瑞麗さんは夕食後、幼なじみの家へサッカーの試合を観に行ったまま帰って来ない。
午前11時頃、頭痛がする、とテキストが来た。
勉強をしに京都へ戻って来ているはずなのに、と少し怒っている。
龍玖と昨日、今日と話した。
彼と彼のお父さん、そしてお祖父さんは同じJohnというFirst nameを持っている。
一族の長男にはその名前をFirst nameをつける、という決まりごとがあるから、らしい。
龍玖の曽祖父にあたる人は次男だったのでJohnという名前を貰えなかった。それが悔しくて、自分の子どもにJohnとつけ、その習慣が始まった、と聞いた。
そのことに龍玖は憤慨している。
どこへ行っても"John"と呼ばれるし、公式な書類ではRikuを省略されることも多々ある。それがすごく嫌なので、FirstとMiddleをひっくり返すか、RikuをFirstにして全く違うMiddle nameをつけたい、とのことだった。

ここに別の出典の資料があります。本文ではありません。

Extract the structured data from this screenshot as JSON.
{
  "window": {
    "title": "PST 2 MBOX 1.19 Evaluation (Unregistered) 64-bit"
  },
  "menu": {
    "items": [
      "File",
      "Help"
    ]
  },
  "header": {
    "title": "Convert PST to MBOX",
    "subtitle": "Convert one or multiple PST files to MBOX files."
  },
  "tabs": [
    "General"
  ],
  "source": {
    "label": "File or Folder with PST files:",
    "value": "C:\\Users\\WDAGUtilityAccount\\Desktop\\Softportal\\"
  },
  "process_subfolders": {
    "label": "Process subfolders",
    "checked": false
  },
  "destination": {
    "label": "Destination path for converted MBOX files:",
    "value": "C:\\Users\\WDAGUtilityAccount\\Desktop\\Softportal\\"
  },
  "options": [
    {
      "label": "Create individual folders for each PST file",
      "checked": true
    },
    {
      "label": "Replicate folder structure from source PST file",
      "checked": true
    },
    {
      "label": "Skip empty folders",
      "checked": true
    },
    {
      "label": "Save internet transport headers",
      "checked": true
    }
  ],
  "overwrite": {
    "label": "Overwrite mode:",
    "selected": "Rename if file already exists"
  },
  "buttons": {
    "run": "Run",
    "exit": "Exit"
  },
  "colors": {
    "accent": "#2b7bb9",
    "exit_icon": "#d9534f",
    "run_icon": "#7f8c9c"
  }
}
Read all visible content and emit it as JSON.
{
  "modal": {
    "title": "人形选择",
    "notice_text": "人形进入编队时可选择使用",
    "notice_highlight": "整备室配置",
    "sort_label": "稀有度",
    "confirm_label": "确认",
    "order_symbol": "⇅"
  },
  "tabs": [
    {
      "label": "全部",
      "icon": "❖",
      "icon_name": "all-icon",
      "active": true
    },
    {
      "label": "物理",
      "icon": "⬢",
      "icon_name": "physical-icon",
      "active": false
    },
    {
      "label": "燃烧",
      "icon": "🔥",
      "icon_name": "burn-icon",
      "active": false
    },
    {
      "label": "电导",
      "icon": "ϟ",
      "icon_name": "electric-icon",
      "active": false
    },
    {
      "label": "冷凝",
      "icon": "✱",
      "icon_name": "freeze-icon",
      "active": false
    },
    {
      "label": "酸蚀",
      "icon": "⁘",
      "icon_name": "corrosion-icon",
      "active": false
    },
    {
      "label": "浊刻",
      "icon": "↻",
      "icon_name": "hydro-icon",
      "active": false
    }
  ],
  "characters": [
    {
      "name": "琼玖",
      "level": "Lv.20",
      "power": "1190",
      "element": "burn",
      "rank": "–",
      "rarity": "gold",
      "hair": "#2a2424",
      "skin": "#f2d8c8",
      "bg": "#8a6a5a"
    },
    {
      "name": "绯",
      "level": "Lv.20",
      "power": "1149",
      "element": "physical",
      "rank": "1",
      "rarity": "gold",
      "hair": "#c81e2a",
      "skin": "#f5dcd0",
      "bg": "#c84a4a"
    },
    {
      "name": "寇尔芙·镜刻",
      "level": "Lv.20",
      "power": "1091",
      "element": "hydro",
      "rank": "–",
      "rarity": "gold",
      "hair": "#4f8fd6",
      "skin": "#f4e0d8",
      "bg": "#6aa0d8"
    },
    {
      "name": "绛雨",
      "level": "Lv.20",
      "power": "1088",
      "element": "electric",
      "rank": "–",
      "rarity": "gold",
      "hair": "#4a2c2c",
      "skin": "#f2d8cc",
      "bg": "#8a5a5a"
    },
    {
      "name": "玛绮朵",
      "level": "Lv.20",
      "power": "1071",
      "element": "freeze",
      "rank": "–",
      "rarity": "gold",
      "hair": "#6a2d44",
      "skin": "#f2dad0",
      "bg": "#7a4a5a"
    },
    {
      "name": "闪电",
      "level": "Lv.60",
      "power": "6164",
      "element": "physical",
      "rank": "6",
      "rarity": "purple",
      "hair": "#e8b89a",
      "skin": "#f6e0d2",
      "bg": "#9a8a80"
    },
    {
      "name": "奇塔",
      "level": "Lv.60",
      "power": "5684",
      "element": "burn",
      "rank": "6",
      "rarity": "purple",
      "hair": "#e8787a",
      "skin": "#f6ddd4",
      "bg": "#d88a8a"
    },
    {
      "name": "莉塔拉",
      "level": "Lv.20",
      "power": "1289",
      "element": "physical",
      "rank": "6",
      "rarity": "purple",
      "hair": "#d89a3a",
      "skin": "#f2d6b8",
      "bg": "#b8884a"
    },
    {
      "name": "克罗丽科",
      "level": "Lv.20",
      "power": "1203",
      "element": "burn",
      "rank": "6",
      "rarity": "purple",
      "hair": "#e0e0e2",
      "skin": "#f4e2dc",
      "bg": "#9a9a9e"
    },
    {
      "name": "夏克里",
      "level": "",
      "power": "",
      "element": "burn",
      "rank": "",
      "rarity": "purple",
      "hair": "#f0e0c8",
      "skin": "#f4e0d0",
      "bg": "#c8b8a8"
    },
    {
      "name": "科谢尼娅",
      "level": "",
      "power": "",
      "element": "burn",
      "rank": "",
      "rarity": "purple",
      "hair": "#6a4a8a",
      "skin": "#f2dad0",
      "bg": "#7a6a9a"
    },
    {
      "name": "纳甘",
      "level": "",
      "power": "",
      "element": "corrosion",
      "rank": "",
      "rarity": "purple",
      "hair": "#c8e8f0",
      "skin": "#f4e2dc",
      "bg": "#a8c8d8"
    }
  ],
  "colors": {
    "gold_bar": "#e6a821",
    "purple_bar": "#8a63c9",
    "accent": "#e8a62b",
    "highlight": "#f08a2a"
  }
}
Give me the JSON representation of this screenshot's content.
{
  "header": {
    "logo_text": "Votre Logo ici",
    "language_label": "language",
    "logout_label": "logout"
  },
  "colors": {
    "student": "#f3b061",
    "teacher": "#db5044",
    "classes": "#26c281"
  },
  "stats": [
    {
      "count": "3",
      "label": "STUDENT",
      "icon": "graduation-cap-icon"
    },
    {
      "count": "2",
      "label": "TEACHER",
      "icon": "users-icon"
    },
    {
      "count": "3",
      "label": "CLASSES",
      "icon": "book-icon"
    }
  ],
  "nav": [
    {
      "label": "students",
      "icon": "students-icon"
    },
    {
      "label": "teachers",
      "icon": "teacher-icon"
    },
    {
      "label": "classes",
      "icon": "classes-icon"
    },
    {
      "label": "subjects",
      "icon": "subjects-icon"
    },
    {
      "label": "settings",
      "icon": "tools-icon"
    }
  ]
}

勿論、自分の子どもにはその名前はつけない、と断言していた。
聖典に出てくる名前で何かいいのはないか、と一緒に探した。
ガブリエル、ミカエル、ラファエロ、ルカなど、メジャーな名前は嫌らしい。
龍玖が気に入るような名前は天使のリストからは見つからなかった。
瑞麗さんのMiddle nameであるElizabethは、ヘブライ語経典に出てくるElishevaが変化したらしい。
龍玖も好きらしく「瑞麗が羨ましい。」と言っている。
瑞麗さんも気に入っているので、推して良かった、と心から思う。